2005-11-15
The scope of the peril of having a highly dynamic web site
In ADynamicSitePeril, I wrote about how dynamically generating various aspects of this blog means that WanderingThoughts has a lot of Atom feeds. Since MSN Search's aggressive fetching of several hundred of those feeds has been on my mind recently, I thought it would help to put some concrete numbers on this.
WanderingThoughts is built on top of a directory hierarchy, where each entry is a file and categories are subdirectories. Right now (before I post this entry), it has 10 directories (nine 'categories' and the top level), 186 entries, and four administrative files (two entry indexes, the recent comments index, and the sidebar).
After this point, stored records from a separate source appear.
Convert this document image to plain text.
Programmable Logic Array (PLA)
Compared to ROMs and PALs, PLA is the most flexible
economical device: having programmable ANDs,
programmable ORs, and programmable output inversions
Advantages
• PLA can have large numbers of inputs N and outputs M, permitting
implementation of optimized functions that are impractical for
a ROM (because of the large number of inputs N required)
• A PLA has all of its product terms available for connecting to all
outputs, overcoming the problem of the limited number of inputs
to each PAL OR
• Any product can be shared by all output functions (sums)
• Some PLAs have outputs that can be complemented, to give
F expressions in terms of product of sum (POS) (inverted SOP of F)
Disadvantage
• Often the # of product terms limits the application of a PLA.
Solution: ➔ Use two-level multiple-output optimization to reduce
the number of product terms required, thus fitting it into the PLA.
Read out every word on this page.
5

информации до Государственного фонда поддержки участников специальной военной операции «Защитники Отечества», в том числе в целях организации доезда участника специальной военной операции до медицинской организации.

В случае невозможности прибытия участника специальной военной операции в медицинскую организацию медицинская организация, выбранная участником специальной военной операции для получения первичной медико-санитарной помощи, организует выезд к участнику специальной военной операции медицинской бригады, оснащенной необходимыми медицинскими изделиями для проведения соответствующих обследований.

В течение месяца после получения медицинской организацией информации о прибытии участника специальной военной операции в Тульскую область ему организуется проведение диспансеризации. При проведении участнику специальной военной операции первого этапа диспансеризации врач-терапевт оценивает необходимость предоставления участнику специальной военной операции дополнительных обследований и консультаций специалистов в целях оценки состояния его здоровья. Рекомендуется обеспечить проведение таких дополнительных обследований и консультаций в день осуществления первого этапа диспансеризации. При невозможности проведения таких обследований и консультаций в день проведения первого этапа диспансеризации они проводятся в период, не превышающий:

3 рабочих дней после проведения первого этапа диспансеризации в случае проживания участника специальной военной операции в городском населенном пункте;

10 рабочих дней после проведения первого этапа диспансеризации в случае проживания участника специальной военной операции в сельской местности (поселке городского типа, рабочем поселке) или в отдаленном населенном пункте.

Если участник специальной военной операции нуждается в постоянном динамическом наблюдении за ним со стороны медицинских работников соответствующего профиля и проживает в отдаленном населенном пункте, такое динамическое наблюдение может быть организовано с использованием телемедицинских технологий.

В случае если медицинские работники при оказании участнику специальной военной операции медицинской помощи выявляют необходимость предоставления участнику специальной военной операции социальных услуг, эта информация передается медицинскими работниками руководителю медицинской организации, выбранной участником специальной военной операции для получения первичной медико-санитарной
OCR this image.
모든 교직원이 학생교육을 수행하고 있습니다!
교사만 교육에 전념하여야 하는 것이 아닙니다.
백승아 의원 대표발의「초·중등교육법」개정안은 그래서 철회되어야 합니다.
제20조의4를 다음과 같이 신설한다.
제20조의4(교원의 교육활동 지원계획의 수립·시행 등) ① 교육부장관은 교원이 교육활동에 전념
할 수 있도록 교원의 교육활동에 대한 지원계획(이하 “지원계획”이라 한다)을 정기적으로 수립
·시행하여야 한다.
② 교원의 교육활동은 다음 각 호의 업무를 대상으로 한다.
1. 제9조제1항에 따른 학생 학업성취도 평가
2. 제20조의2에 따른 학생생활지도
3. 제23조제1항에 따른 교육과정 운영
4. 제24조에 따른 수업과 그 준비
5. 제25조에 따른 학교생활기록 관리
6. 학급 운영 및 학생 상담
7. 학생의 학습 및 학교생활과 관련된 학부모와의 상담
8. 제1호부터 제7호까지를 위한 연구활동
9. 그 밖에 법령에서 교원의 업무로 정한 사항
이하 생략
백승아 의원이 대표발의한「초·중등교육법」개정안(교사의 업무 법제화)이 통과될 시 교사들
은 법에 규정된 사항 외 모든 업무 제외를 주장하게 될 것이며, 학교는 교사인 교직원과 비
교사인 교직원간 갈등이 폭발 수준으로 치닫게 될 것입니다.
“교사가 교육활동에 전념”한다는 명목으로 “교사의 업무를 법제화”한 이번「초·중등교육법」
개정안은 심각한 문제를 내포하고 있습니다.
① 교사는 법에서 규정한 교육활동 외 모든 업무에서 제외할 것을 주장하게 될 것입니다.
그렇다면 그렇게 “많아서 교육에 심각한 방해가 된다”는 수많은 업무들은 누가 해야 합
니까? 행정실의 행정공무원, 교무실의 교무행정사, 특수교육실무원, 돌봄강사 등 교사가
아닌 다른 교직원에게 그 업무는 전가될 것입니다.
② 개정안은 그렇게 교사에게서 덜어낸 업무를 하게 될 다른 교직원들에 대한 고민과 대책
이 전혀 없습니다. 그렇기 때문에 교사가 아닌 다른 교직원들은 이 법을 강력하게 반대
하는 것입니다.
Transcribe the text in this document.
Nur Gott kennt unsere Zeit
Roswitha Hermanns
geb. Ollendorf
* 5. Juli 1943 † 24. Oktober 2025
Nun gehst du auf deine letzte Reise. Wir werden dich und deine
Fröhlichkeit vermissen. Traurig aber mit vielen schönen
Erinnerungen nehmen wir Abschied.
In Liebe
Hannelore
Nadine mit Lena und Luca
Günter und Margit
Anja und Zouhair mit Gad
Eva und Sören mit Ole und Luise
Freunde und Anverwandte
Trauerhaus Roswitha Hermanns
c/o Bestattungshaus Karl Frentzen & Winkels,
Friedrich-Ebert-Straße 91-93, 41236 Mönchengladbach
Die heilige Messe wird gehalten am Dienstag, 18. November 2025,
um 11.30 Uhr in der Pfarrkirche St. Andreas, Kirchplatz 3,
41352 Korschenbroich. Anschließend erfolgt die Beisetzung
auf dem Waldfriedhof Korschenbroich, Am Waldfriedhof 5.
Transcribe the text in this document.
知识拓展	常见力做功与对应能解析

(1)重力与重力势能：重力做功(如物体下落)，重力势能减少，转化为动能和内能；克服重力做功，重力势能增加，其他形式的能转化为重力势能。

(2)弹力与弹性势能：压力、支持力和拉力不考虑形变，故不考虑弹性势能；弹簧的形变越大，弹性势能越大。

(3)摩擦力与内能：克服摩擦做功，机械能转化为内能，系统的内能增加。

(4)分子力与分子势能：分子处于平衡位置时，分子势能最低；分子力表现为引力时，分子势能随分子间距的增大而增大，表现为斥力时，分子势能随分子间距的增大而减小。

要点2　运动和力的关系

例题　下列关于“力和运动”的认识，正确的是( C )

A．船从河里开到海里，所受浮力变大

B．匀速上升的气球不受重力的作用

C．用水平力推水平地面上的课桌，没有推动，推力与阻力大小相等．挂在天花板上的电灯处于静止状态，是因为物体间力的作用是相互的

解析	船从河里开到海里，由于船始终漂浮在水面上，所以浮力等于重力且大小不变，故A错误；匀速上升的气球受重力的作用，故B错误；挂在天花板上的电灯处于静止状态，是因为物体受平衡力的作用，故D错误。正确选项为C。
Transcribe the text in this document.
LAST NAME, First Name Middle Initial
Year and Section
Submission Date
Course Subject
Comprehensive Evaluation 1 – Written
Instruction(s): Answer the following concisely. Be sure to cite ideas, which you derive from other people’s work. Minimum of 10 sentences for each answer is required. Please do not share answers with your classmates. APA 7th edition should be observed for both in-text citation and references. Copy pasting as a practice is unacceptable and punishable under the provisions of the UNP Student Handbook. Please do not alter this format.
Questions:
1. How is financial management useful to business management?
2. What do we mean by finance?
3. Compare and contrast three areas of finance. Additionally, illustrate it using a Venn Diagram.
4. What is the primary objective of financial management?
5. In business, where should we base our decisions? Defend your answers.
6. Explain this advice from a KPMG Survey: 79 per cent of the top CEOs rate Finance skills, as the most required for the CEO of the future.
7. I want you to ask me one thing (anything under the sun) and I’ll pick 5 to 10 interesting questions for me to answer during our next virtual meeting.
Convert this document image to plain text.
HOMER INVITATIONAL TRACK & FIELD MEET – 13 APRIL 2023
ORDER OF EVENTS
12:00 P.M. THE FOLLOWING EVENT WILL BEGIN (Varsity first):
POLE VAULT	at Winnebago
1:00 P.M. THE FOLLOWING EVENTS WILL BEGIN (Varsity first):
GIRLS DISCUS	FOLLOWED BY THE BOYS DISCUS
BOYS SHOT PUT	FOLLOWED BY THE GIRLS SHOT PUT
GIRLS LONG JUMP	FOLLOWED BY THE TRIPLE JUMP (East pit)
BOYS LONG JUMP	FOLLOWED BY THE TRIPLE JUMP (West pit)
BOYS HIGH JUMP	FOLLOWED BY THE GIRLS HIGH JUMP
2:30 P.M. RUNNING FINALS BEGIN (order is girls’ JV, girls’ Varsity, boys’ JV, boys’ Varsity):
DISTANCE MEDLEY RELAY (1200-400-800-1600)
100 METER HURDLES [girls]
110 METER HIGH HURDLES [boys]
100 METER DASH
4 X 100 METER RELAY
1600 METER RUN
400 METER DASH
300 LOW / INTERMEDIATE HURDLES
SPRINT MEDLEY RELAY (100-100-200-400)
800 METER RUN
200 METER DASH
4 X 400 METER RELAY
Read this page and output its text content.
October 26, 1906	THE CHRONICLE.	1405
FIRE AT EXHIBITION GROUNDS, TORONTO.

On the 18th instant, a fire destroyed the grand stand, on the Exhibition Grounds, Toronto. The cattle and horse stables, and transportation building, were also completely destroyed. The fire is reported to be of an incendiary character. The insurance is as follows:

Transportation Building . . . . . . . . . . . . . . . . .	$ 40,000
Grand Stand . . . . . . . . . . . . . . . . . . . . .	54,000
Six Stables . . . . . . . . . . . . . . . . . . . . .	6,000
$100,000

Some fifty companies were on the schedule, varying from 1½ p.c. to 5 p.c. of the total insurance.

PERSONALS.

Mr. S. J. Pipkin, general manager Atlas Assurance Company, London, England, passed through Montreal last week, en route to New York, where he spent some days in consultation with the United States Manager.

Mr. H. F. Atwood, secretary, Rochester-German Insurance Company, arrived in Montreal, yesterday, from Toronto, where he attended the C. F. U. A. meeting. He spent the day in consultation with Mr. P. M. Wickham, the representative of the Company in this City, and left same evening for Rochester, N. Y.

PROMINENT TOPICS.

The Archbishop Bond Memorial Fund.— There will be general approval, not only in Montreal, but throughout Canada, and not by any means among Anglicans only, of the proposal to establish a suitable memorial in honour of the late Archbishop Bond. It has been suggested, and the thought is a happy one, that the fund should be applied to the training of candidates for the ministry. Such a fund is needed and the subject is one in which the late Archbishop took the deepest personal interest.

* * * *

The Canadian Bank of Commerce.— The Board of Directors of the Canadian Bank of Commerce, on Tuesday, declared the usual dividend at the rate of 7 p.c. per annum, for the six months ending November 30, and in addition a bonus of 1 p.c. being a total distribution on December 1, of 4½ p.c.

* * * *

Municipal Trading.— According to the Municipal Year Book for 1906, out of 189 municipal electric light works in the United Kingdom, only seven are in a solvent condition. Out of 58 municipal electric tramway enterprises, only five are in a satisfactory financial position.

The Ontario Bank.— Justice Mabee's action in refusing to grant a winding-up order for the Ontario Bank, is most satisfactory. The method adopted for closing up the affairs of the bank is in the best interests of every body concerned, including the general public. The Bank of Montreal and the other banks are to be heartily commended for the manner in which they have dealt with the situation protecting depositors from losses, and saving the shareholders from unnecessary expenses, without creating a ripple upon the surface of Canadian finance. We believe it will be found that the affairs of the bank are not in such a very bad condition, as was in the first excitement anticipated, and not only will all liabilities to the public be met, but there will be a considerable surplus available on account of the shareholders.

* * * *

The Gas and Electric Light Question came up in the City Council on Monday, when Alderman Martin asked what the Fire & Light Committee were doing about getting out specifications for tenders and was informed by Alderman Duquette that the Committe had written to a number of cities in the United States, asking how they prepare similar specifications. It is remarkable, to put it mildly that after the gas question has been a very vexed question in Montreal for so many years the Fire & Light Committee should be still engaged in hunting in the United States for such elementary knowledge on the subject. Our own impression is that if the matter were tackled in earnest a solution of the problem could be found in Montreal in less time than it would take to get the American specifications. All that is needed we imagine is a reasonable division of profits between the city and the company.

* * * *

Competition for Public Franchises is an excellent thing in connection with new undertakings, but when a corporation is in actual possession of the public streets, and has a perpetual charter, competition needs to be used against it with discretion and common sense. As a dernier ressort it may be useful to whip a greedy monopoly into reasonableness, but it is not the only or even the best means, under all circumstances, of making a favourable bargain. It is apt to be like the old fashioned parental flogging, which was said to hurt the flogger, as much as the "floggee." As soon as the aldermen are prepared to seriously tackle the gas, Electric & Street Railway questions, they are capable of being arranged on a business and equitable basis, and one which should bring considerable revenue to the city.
A web spider that doesn't crawl through links marked 'nofollow' will see 375 directories (each with an Atom feed). A web spider that crawls through all links will see 964 directories, with the additional directories coming mostly from crawling all of the range-based 'previous N entries' links.
(It's a popular belief that marking links 'nofollow' means spiders will never crawl through them. Technically this is false; the original description just calls for the link to give no credit to the target. In practice, all of the common web spiders just don't follow 'nofollow' links, so you can abuse them this way.)
Over the course of the last 28 days, MSNBot fetched 365 different Atom feeds in WanderingThoughts, with the most recently created feed dating from November 11th. Since each entry typically creates two new virtual directories, MSNBot came very close to finding every non-nofollow virtual directory that existed as of last Friday.